Until recently, the US was considered to be leading the field in stationary fuel cell technology and its use, but Japan and Europe are now catching up. As with the two other main market applications for fuel cells, there are major challenges to mass deployment in power generation, such as cost, durability, and reliability. These issues are, of course, strategic research areas for fuel cell developers. But size and weight are less relevant considerations than in portable and transport applications.
 

Several major industrials are already involved in fuel cell projects. Chevron, for example, runs a commercially operating stationary fuel cell power plant in the San Francisco Bay Area in the US. The plant provides 200 KW of electricity, which is used to power some of the company’s offices.

In addition to providing a clean, quiet and reliable independent power source for critical electric loads and demonstrating the efficiency of the technology, Chevron says the plant allows it to monitor and analyse fuel cell performance relative to conventional power technologies in a commercial application.

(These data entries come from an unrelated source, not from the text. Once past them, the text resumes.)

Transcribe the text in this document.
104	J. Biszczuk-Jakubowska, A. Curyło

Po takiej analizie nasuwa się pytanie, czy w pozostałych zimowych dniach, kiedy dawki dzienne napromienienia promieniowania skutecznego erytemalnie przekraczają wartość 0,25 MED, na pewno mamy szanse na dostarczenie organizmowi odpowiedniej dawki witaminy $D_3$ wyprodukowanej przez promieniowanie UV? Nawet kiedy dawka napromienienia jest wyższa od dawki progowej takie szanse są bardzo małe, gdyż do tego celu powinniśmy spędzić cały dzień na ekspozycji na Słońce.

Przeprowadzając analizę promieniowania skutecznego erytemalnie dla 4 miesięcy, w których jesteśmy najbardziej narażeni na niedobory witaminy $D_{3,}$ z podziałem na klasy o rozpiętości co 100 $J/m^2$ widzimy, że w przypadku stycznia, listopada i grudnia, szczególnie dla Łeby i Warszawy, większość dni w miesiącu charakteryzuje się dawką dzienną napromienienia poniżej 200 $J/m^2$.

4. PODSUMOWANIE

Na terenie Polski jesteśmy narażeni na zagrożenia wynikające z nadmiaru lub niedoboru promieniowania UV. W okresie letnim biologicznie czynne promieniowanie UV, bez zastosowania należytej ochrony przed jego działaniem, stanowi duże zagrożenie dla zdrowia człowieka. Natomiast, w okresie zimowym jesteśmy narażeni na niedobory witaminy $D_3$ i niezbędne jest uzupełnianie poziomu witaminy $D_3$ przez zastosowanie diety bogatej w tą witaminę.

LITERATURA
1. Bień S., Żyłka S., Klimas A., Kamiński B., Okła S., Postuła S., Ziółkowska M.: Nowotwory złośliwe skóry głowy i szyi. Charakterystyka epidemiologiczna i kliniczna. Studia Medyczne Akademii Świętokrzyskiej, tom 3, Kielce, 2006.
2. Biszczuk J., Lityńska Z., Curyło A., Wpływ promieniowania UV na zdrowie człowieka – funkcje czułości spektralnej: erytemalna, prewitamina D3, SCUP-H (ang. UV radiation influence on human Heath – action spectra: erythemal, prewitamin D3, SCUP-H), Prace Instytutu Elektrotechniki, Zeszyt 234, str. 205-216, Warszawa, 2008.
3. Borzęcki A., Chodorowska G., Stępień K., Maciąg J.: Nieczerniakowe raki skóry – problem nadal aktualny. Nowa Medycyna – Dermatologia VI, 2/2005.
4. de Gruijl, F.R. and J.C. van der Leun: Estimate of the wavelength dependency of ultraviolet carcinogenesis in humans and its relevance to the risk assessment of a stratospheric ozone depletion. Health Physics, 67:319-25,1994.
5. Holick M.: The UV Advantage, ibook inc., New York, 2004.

Meanwhile, Rolls-Royce, which has studied several different types of fuel cells, believes the solid-oxide fuel cell technology is the best for stationary power generation applications, but says it could also be subsequently developed for transportation, military and marine uses.

The solid-oxide fuel cell is produced by screen printing on low-cost ceramic-type materials, using proven production processes and minimal exotic materials. It uses commercial-grade materials and has few components. On top of that, it is low in weight and has nearly doubled the simple-cycle efficiency of existing power generation technologies. The company has launched a US subsidiary to develop fuel cells further.

Rolls-Royce says its system, which contains less than 10 seconds of fuel supply at any one time, has great durability. Interestingly, this system can also be configured to use existing hydrocarbon-based fuels as well as alternative sources such as coal, gas and biomass. Rolls-Royce believes the solid-oxide fuel cell is particularly suited to local distribution networks and small, secure urban areas.

Political backing

The high political profile that fuel cells currently enjoy is, in large part, the result of global attempts to mitigate climate change. Fuel cells are increasingly discussed by policymakers as a low-carbon technology that will help to increase energy efficiency in power generation and to reduce emissions.

Several initiatives have been launched by governments and non-governmental organisations to support the technology and encourage R&D and private investment on the basis of widespread deployment over the next decade.

For example, the Clinton Foundation, announced in November that UTC Power, a unit of US firm United Technologies Corporation, would be an official supplier partner for the Clinton Climate Initiative. UTC is developing environmentally advanced power systems, including fuel cells for transportation and onsite power. The company said the appointment would help to bring fuel cell technology to commercialisation.

As FuelCell Europe puts it, no other energy generation technology offers the same combination of benefits as fuel cells. As well as low or zero emissions, the other advantages of this technology are high efficiency and reliability, multi-fuel capability, siting flexibility, durability, scalability and ease of maintenance. With this in mind, the fuel cell sector can only be expected to grow.